In mid-February 1943, during the Warsaw Ghetto Uprising, Lewicki's colleague from the Polish Radio, Polish-Jewish composer Władysław Szpilman, was working outside the ghetto. Szpilman was able to contact his friend and colleague from the Radio, actor Andrzej Bogucki, who took him from his workplace. Bogucki and his wife Janina sheltered Szpilman in their apartment for two weeks. After that, on 27 February, they moved him to a bachelor's apartment of Lewicki's in Mokotów (Puławska Street 83), where he was able to stay for another five months. Lewicki regularly visited the apartment, bringing food and other necessities for Szpilman. In the aftermath of these events, Szpilman described Lewicki as a "close friend".

Lewicki was also active in the Polish resistance (Armia Krajowa) and became wanted by Gestapo. He carried a suicide pill in his teeth. In June he advised Szpilman to leave the apartment due to fear that Germans might come looking for him in that apartment (Szpilman chose to stay there until the situation forced him to leave it on 12 August). Some sources state that he had a wife, Helena, who also helped Szpilman, although another source states that Lewicki did not get married until after the war. Szpilman stayed in Helena's apartment after the incident of 12 August.

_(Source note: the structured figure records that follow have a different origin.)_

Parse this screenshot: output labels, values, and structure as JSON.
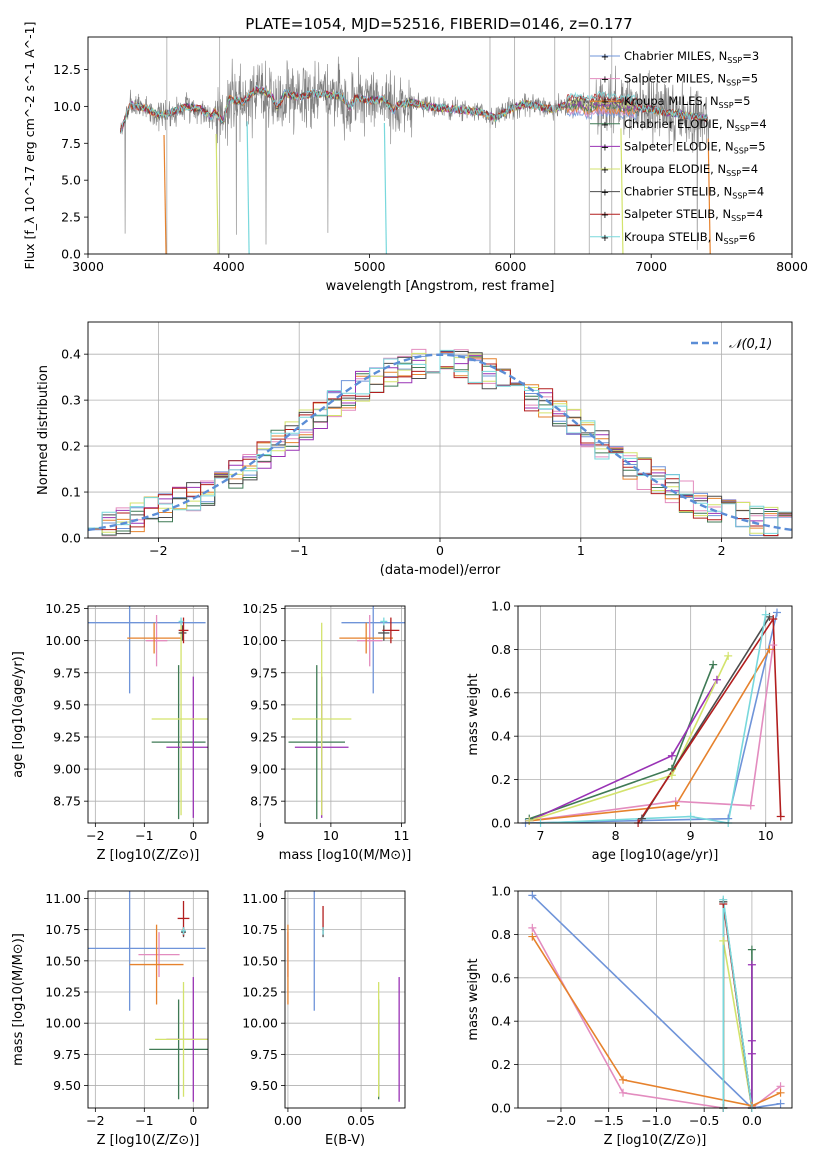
{
  "figure": {
    "title": "PLATE=1054, MJD=52516, FIBERID=0146, z=0.177"
  },
  "models": [
    {
      "name": "Chabrier MILES",
      "nssp": "3",
      "color": "#6f94d9"
    },
    {
      "name": "Salpeter MILES",
      "nssp": "5",
      "color": "#e38cbf"
    },
    {
      "name": "Kroupa MILES",
      "nssp": "5",
      "color": "#e6822d"
    },
    {
      "name": "Chabrier ELODIE",
      "nssp": "4",
      "color": "#3f7a55"
    },
    {
      "name": "Salpeter ELODIE",
      "nssp": "5",
      "color": "#9932b5"
    },
    {
      "name": "Kroupa ELODIE",
      "nssp": "4",
      "color": "#d3e36c"
    },
    {
      "name": "Chabrier STELIB",
      "nssp": "4",
      "color": "#4d4d4d"
    },
    {
      "name": "Salpeter STELIB",
      "nssp": "4",
      "color": "#b21e1e"
    },
    {
      "name": "Kroupa STELIB",
      "nssp": "6",
      "color": "#78d8dc"
    }
  ],
  "chart_data": [
    {
      "id": "spectrum",
      "type": "line",
      "xlabel": "wavelength [Angstrom, rest frame]",
      "ylabel": "Flux [f_λ 10^-17 erg cm^-2 s^-1 A^-1]",
      "xlim": [
        3000,
        8000
      ],
      "ylim": [
        0,
        14.7
      ],
      "xticks": [
        "3000",
        "4000",
        "5000",
        "6000",
        "7000",
        "8000"
      ],
      "yticks": [
        "0.0",
        "2.5",
        "5.0",
        "7.5",
        "10.0",
        "12.5"
      ],
      "data_color": "#808080",
      "model_color": "#78d8dc",
      "model_x": [
        3230,
        3300,
        3400,
        3500,
        3600,
        3700,
        3800,
        3880,
        3900,
        3960,
        4000,
        4100,
        4200,
        4300,
        4340,
        4400,
        4500,
        4600,
        4700,
        4800,
        4860,
        4900,
        5000,
        5100,
        5170,
        5200,
        5300,
        5400,
        5500,
        5600,
        5700,
        5800,
        5890,
        6000,
        6100,
        6200,
        6300,
        6400,
        6500,
        6563,
        6600,
        6700,
        6800,
        6900,
        7000,
        7100,
        7200,
        7300,
        7400
      ],
      "model_y": [
        8.3,
        10.1,
        9.9,
        9.4,
        9.6,
        10.0,
        9.8,
        9.3,
        9.7,
        8.9,
        10.5,
        10.3,
        11.2,
        10.8,
        9.9,
        10.9,
        10.6,
        10.9,
        10.8,
        10.7,
        9.9,
        10.6,
        10.4,
        10.5,
        9.7,
        10.1,
        10.3,
        10.0,
        9.9,
        9.8,
        9.7,
        9.6,
        9.2,
        9.8,
        10.2,
        10.0,
        9.8,
        10.1,
        10.2,
        9.9,
        10.2,
        10.1,
        10.0,
        9.9,
        9.8,
        9.6,
        9.5,
        9.3,
        9.2
      ],
      "data_x_range": [
        3230,
        7410
      ],
      "data_noise_sd": [
        1.6,
        0.5
      ],
      "drops": [
        {
          "x": 3540,
          "y": 0.0,
          "color": "#e6822d"
        },
        {
          "x": 3910,
          "y": 0.0,
          "color": "#d3e36c"
        },
        {
          "x": 4130,
          "y": 0.0,
          "color": "#78d8dc"
        },
        {
          "x": 5105,
          "y": 0.0,
          "color": "#78d8dc"
        },
        {
          "x": 6785,
          "y": 0.0,
          "color": "#d3e36c"
        },
        {
          "x": 7405,
          "y": 0.0,
          "color": "#e6822d"
        }
      ],
      "legend_position": "right"
    },
    {
      "id": "residual-hist",
      "type": "line",
      "xlabel": "(data-model)/error",
      "ylabel": "Normed distribution",
      "xlim": [
        -2.5,
        2.5
      ],
      "ylim": [
        0,
        0.47
      ],
      "xticks": [
        "−2",
        "−1",
        "0",
        "1",
        "2"
      ],
      "yticks": [
        "0.0",
        "0.1",
        "0.2",
        "0.3",
        "0.4"
      ],
      "bin_start": -2.5,
      "bin_width": 0.1,
      "reference": {
        "label": "𝒩(0,1)",
        "mu": 0,
        "sigma": 1,
        "color": "#5b8dd6"
      },
      "legend_position": "top-right"
    },
    {
      "id": "age-vs-z",
      "type": "scatter",
      "xlabel": "Z [log10(Z/Z⊙)]",
      "ylabel": "age  [log10(age/yr)]",
      "xlim": [
        -2.15,
        0.3
      ],
      "ylim": [
        8.58,
        10.27
      ],
      "xticks": [
        "−2",
        "−1",
        "0"
      ],
      "yticks": [
        "8.75",
        "9.00",
        "9.25",
        "9.50",
        "9.75",
        "10.00",
        "10.25"
      ],
      "points": [
        {
          "m": 0,
          "x": -1.3,
          "y": 10.14,
          "ex": 1.55,
          "ey": 0.55
        },
        {
          "m": 1,
          "x": -0.75,
          "y": 10.0,
          "ex": 0.22,
          "ey": 0.2
        },
        {
          "m": 2,
          "x": -0.8,
          "y": 10.02,
          "ex": 0.55,
          "ey": 0.12
        },
        {
          "m": 3,
          "x": -0.3,
          "y": 9.21,
          "ex": 0.55,
          "ey": 0.6
        },
        {
          "m": 4,
          "x": 0.0,
          "y": 9.17,
          "ex": 0.55,
          "ey": 0.55
        },
        {
          "m": 5,
          "x": -0.25,
          "y": 9.39,
          "ex": 0.6,
          "ey": 0.75
        },
        {
          "m": 6,
          "x": -0.22,
          "y": 10.06,
          "ex": 0.08,
          "ey": 0.06
        },
        {
          "m": 7,
          "x": -0.2,
          "y": 10.08,
          "ex": 0.1,
          "ey": 0.1
        },
        {
          "m": 8,
          "x": -0.25,
          "y": 10.15,
          "ex": 0.05,
          "ey": 0.03
        }
      ]
    },
    {
      "id": "age-vs-mass",
      "type": "scatter",
      "xlabel": "mass [log10(M/M⊙)]",
      "ylabel": "",
      "xlim": [
        9.35,
        11.05
      ],
      "ylim": [
        8.58,
        10.27
      ],
      "xticks": [
        "9",
        "10",
        "11"
      ],
      "yticks": [
        "8.75",
        "9.00",
        "9.25",
        "9.50",
        "9.75",
        "10.00",
        "10.25"
      ],
      "points": [
        {
          "m": 0,
          "x": 10.6,
          "y": 10.14,
          "ex": 0.45,
          "ey": 0.55
        },
        {
          "m": 1,
          "x": 10.55,
          "y": 10.0,
          "ex": 0.18,
          "ey": 0.2
        },
        {
          "m": 2,
          "x": 10.5,
          "y": 10.02,
          "ex": 0.38,
          "ey": 0.12
        },
        {
          "m": 3,
          "x": 9.8,
          "y": 9.21,
          "ex": 0.4,
          "ey": 0.6
        },
        {
          "m": 4,
          "x": 9.87,
          "y": 9.17,
          "ex": 0.38,
          "ey": 0.55
        },
        {
          "m": 5,
          "x": 9.87,
          "y": 9.39,
          "ex": 0.42,
          "ey": 0.75
        },
        {
          "m": 6,
          "x": 10.75,
          "y": 10.06,
          "ex": 0.08,
          "ey": 0.06
        },
        {
          "m": 7,
          "x": 10.85,
          "y": 10.08,
          "ex": 0.12,
          "ey": 0.1
        },
        {
          "m": 8,
          "x": 10.75,
          "y": 10.15,
          "ex": 0.05,
          "ey": 0.03
        }
      ]
    },
    {
      "id": "mass-vs-z",
      "type": "scatter",
      "xlabel": "Z [log10(Z/Z⊙)]",
      "ylabel": "mass [log10(M/M⊙)]",
      "xlim": [
        -2.15,
        0.3
      ],
      "ylim": [
        9.32,
        11.06
      ],
      "xticks": [
        "−2",
        "−1",
        "0"
      ],
      "yticks": [
        "9.50",
        "9.75",
        "10.00",
        "10.25",
        "10.50",
        "10.75",
        "11.00"
      ],
      "points": [
        {
          "m": 0,
          "x": -1.3,
          "y": 10.6,
          "ex": 1.55,
          "ey": 0.5
        },
        {
          "m": 1,
          "x": -0.7,
          "y": 10.55,
          "ex": 0.42,
          "ey": 0.18
        },
        {
          "m": 2,
          "x": -0.75,
          "y": 10.47,
          "ex": 0.55,
          "ey": 0.32
        },
        {
          "m": 3,
          "x": -0.3,
          "y": 9.79,
          "ex": 0.6,
          "ey": 0.4
        },
        {
          "m": 4,
          "x": 0.0,
          "y": 9.87,
          "ex": 0.55,
          "ey": 0.5
        },
        {
          "m": 5,
          "x": -0.2,
          "y": 9.87,
          "ex": 0.58,
          "ey": 0.46
        },
        {
          "m": 6,
          "x": -0.2,
          "y": 10.73,
          "ex": 0.05,
          "ey": 0.04
        },
        {
          "m": 7,
          "x": -0.2,
          "y": 10.84,
          "ex": 0.12,
          "ey": 0.14
        },
        {
          "m": 8,
          "x": -0.2,
          "y": 10.74,
          "ex": 0.05,
          "ey": 0.03
        }
      ]
    },
    {
      "id": "mass-vs-ebv",
      "type": "scatter",
      "xlabel": "E(B-V)",
      "ylabel": "",
      "xlim": [
        -0.002,
        0.08
      ],
      "ylim": [
        9.32,
        11.06
      ],
      "xticks": [
        "0.00",
        "0.05"
      ],
      "yticks": [
        "9.50",
        "9.75",
        "10.00",
        "10.25",
        "10.50",
        "10.75",
        "11.00"
      ],
      "points": [
        {
          "m": 0,
          "x": 0.018,
          "y": 10.6,
          "ex": 0,
          "ey": 0.5
        },
        {
          "m": 1,
          "x": 0.0,
          "y": 10.55,
          "ex": 0,
          "ey": 0.18
        },
        {
          "m": 2,
          "x": 0.0,
          "y": 10.47,
          "ex": 0,
          "ey": 0.32
        },
        {
          "m": 3,
          "x": 0.062,
          "y": 9.79,
          "ex": 0,
          "ey": 0.4
        },
        {
          "m": 4,
          "x": 0.076,
          "y": 9.87,
          "ex": 0,
          "ey": 0.5
        },
        {
          "m": 5,
          "x": 0.062,
          "y": 9.87,
          "ex": 0,
          "ey": 0.46
        },
        {
          "m": 6,
          "x": 0.024,
          "y": 10.73,
          "ex": 0,
          "ey": 0.04
        },
        {
          "m": 7,
          "x": 0.024,
          "y": 10.84,
          "ex": 0,
          "ey": 0.1
        },
        {
          "m": 8,
          "x": 0.024,
          "y": 10.74,
          "ex": 0,
          "ey": 0.03
        }
      ]
    },
    {
      "id": "weight-vs-age",
      "type": "line",
      "xlabel": "age  [log10(age/yr)]",
      "ylabel": "mass weight",
      "xlim": [
        6.7,
        10.35
      ],
      "ylim": [
        0,
        1.0
      ],
      "xticks": [
        "7",
        "8",
        "9",
        "10"
      ],
      "yticks": [
        "0.0",
        "0.2",
        "0.4",
        "0.6",
        "0.8",
        "1.0"
      ],
      "series": [
        {
          "m": 0,
          "x": [
            6.8,
            9.5,
            10.15
          ],
          "y": [
            0.0,
            0.02,
            0.97
          ]
        },
        {
          "m": 1,
          "x": [
            6.85,
            8.8,
            9.8,
            10.1
          ],
          "y": [
            0.01,
            0.1,
            0.08,
            0.82
          ]
        },
        {
          "m": 2,
          "x": [
            6.85,
            8.8,
            10.05
          ],
          "y": [
            0.01,
            0.08,
            0.8
          ]
        },
        {
          "m": 3,
          "x": [
            6.85,
            8.75,
            9.3
          ],
          "y": [
            0.02,
            0.25,
            0.73
          ]
        },
        {
          "m": 4,
          "x": [
            6.85,
            8.75,
            9.35
          ],
          "y": [
            0.01,
            0.31,
            0.66
          ]
        },
        {
          "m": 5,
          "x": [
            6.85,
            8.75,
            9.5
          ],
          "y": [
            0.01,
            0.22,
            0.77
          ]
        },
        {
          "m": 6,
          "x": [
            8.35,
            10.05
          ],
          "y": [
            0.02,
            0.95
          ]
        },
        {
          "m": 7,
          "x": [
            8.3,
            10.1,
            10.2
          ],
          "y": [
            0.0,
            0.94,
            0.03
          ]
        },
        {
          "m": 8,
          "x": [
            7.0,
            9.0,
            9.5,
            10.0
          ],
          "y": [
            0.0,
            0.03,
            0.0,
            0.96
          ]
        }
      ]
    },
    {
      "id": "weight-vs-z",
      "type": "line",
      "xlabel": "Z [log10(Z/Z⊙)]",
      "ylabel": "mass weight",
      "xlim": [
        -2.45,
        0.42
      ],
      "ylim": [
        0,
        1.0
      ],
      "xticks": [
        "−2.0",
        "−1.5",
        "−1.0",
        "−0.5",
        "0.0"
      ],
      "yticks": [
        "0.0",
        "0.2",
        "0.4",
        "0.6",
        "0.8",
        "1.0"
      ],
      "series": [
        {
          "m": 0,
          "x": [
            -2.3,
            0.0,
            0.3
          ],
          "y": [
            0.98,
            0.0,
            0.02
          ]
        },
        {
          "m": 1,
          "x": [
            -2.3,
            -1.35,
            -0.3,
            0.0,
            0.3
          ],
          "y": [
            0.83,
            0.07,
            0.0,
            0.0,
            0.1
          ]
        },
        {
          "m": 2,
          "x": [
            -2.3,
            -1.35,
            0.0,
            0.3
          ],
          "y": [
            0.79,
            0.13,
            0.01,
            0.07
          ]
        },
        {
          "m": 3,
          "x": [
            -0.3,
            -0.3,
            0.0,
            0.0
          ],
          "y": [
            0.0,
            0.95,
            0.0,
            0.73
          ]
        },
        {
          "m": 4,
          "x": [
            0.0,
            0.0,
            0.0,
            0.0
          ],
          "y": [
            0.25,
            0.31,
            0.66,
            0.0
          ]
        },
        {
          "m": 5,
          "x": [
            -0.3,
            -0.3,
            0.0
          ],
          "y": [
            0.0,
            0.77,
            0.0
          ]
        },
        {
          "m": 6,
          "x": [
            -0.3,
            -0.3,
            0.0
          ],
          "y": [
            0.0,
            0.95,
            0.0
          ]
        },
        {
          "m": 7,
          "x": [
            -0.3,
            -0.3,
            0.0
          ],
          "y": [
            0.0,
            0.94,
            0.0
          ]
        },
        {
          "m": 8,
          "x": [
            -0.3,
            -0.3,
            0.0
          ],
          "y": [
            0.0,
            0.96,
            0.0
          ]
        }
      ]
    }
  ]
}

In 1944 Lewicki participated in the Warsaw Uprising.

In the 2002 movie The Pianist, some of Lewicki's story was merged into that of the character Marek Gębczyński. Lewicki's apartment is also featured in that movie, although in an incorrect location.

=== After the war ===
After World War II, he worked at the Polish radio and television industry in Warsaw, where he held positions such as a director, manager and music editor. In 1946, he became the director of the Polish Radio Warsaw II. He continued, although sporadically, as a conductor of symphony concerts. In later years, he worked at the Polish Film State Enterprise (Film Polski). In about 1954 or 1955 he became a musical advisor to the Central Office of Cinematography. Around 1964 he was the music director of Television Warsaw.

On 23 May 1978, Janina and Andrzej Bogucki and Czesław Lewicki were recognized by Yad Vashem as Righteous Among the Nations. They were among thirty or so non-Jewish Poles involved in helping Szpilman during the war.

Lewicki died on 16 March 1979 in Warsaw.